Public class jsonptest: ihttphandler {public void processrequest (httpcontext context) {// get the callback function name string callback = context. request. querystring ["Callback"]; javascriptserializer JS = new javascriptserializer (); string a = context. request. querystring ["A"]; string B = context. request. querystring ["B"]; // JSON data stringbuilder STR = new stringbuilder (); context. response. contenttype = "application/JSON"; Js. serialize (New {message = callback, result = add (convert. todouble (A), convert. todouble (B)}, STR); context. response. write (callback + "(" + STR + ")");} public double add (double A, double B) {return a + B ;} public bool isreusable {get {return false ;}}}

Client code. Here you can get the correct value.

 

Function callback (data ){
Alert (data. Result );
}

The simulation is to better understand the problem and only explain the problem. Of course, you may have a better method. Now many frameworks provide the jsonp method, so we don't have to go over it ourselves.

Contact Us

The content source of this page is from Internet, which doesn't represent Alibaba Cloud's opinion; products and services mentioned on that page don't have any relationship with Alibaba Cloud. If the content of the page makes you feel confusing, please write us an email, we will handle the problem within 5 days after receiving your email.

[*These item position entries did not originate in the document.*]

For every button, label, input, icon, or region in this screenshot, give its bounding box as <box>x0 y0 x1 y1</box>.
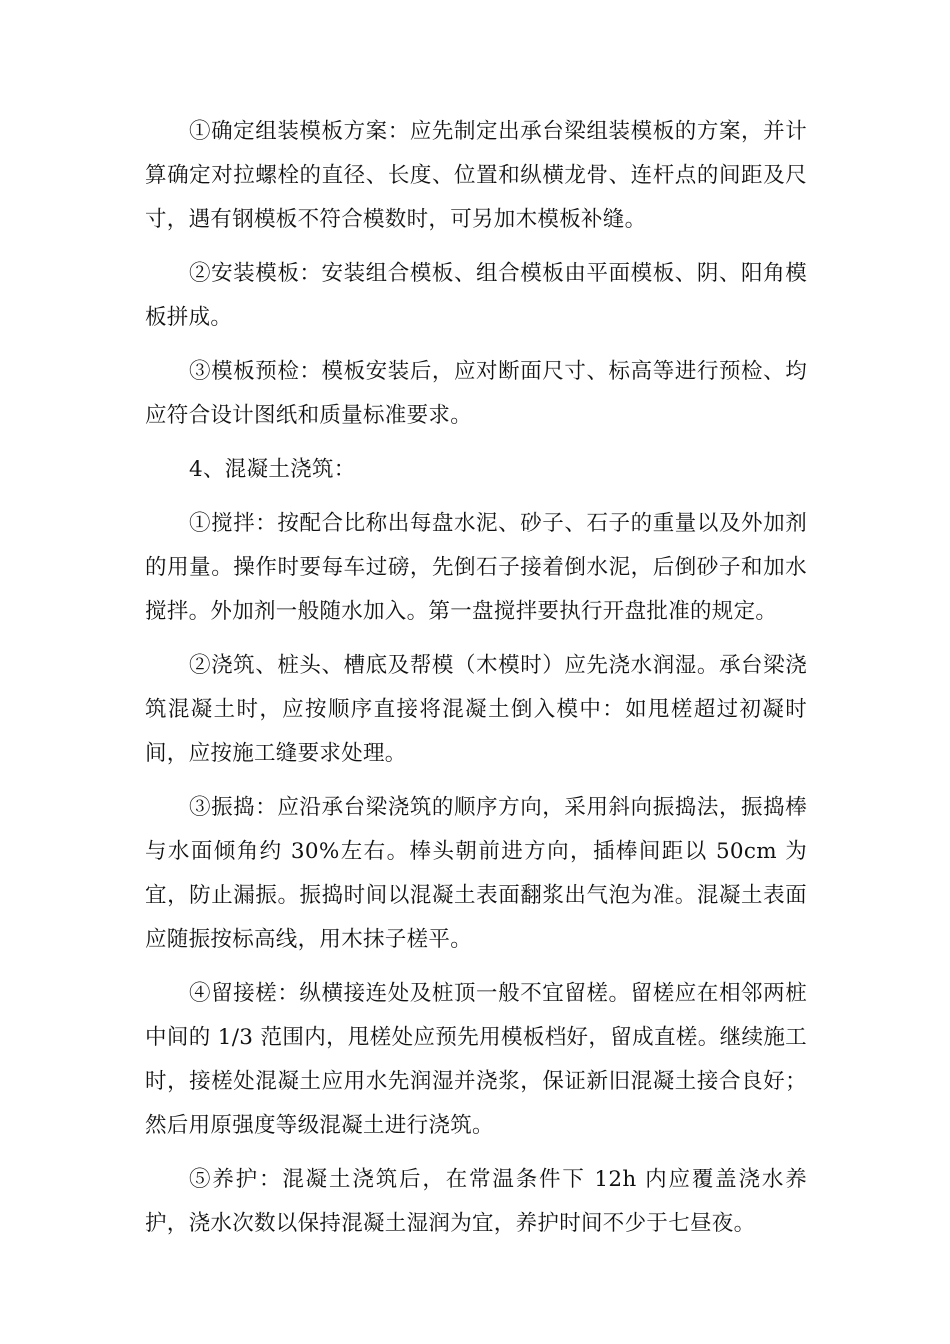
paragraph-pouring: ②浇筑、桩头、槽底及帮模（木模时）应先浇水润湿。承台梁浇筑混凝土时，应按顺序直接将混凝土倒入模中：如甩槎超过初凝时间，应按施工缝要求处理。 <box>145 653 807 766</box>
paragraph-install-formwork: ②安装模板：安装组合模板、组合模板由平面模板、阴、阳角模板拼成。 <box>145 261 807 330</box>
paragraph-formwork-precheck: ③模板预检：模板安装后，应对断面尺寸、标高等进行预检、均应符合设计图纸和质量标准要求。 <box>145 359 807 428</box>
paragraph-vibrating: ③振捣：应沿承台梁浇筑的顺序方向，采用斜向振捣法，振捣棒与水面倾角约 30%左右。棒头朝前进方向，插棒间距以 50cm 为宜，防止漏振。振捣时间以混凝土表面翻浆出气泡为准。混凝土表面应随振按标高线，用木抹子槎平。 <box>145 795 807 952</box>
paragraph-formwork-plan: ①确定组装模板方案：应先制定出承台梁组装模板的方案，并计算确定对拉螺栓的直径、长度、位置和纵横龙骨、连杆点的间距及尺寸，遇有钢模板不符合模数时，可另加木模板补缝。 <box>145 119 807 232</box>
section-heading-concrete-pouring: 4、混凝土浇筑： <box>189 457 356 482</box>
paragraph-mixing: ①搅拌：按配合比称出每盘水泥、砂子、石子的重量以及外加剂的用量。操作时要每车过磅，先倒石子接着倒水泥，后倒砂子和加水搅拌。外加剂一般随水加入。第一盘搅拌要执行开盘批准的规定。 <box>145 511 807 624</box>
paragraph-construction-joint: ④留接槎：纵横接连处及桩顶一般不宜留槎。留槎应在相邻两桩中间的 1/3 范围内，甩槎处应预先用模板档好，留成直槎。继续施工时，接槎处混凝土应用水先润湿并浇浆，保证新旧混凝土接合良好；然后用原强度等级混凝土进行浇筑。 <box>145 981 807 1138</box>
document-body <box>145 110 807 1256</box>
paragraph-curing: ⑤养护：混凝土浇筑后，在常温条件下 12h 内应覆盖浇水养护，浇水次数以保持混凝土湿润为宜，养护时间不少于七昼夜。 <box>145 1167 807 1236</box>
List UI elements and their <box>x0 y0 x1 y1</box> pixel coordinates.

If you find any instances of plagiarism from the community, please send an email to: info-contact@alibabacloud.com and provide relevant evidence. A staff member will contact you within 5 working days.

A Free Trial That Lets You Build Big!

Start building with 50+ products and up to 12 months usage for Elastic Compute Service

  • Sales Support

    1 on 1 presale consultation

  • After-Sales Support

    24/7 Technical Support 6 Free Tickets per Quarter Faster Response

  • Alibaba Cloud offers highly flexible support services tailored to meet your exact needs.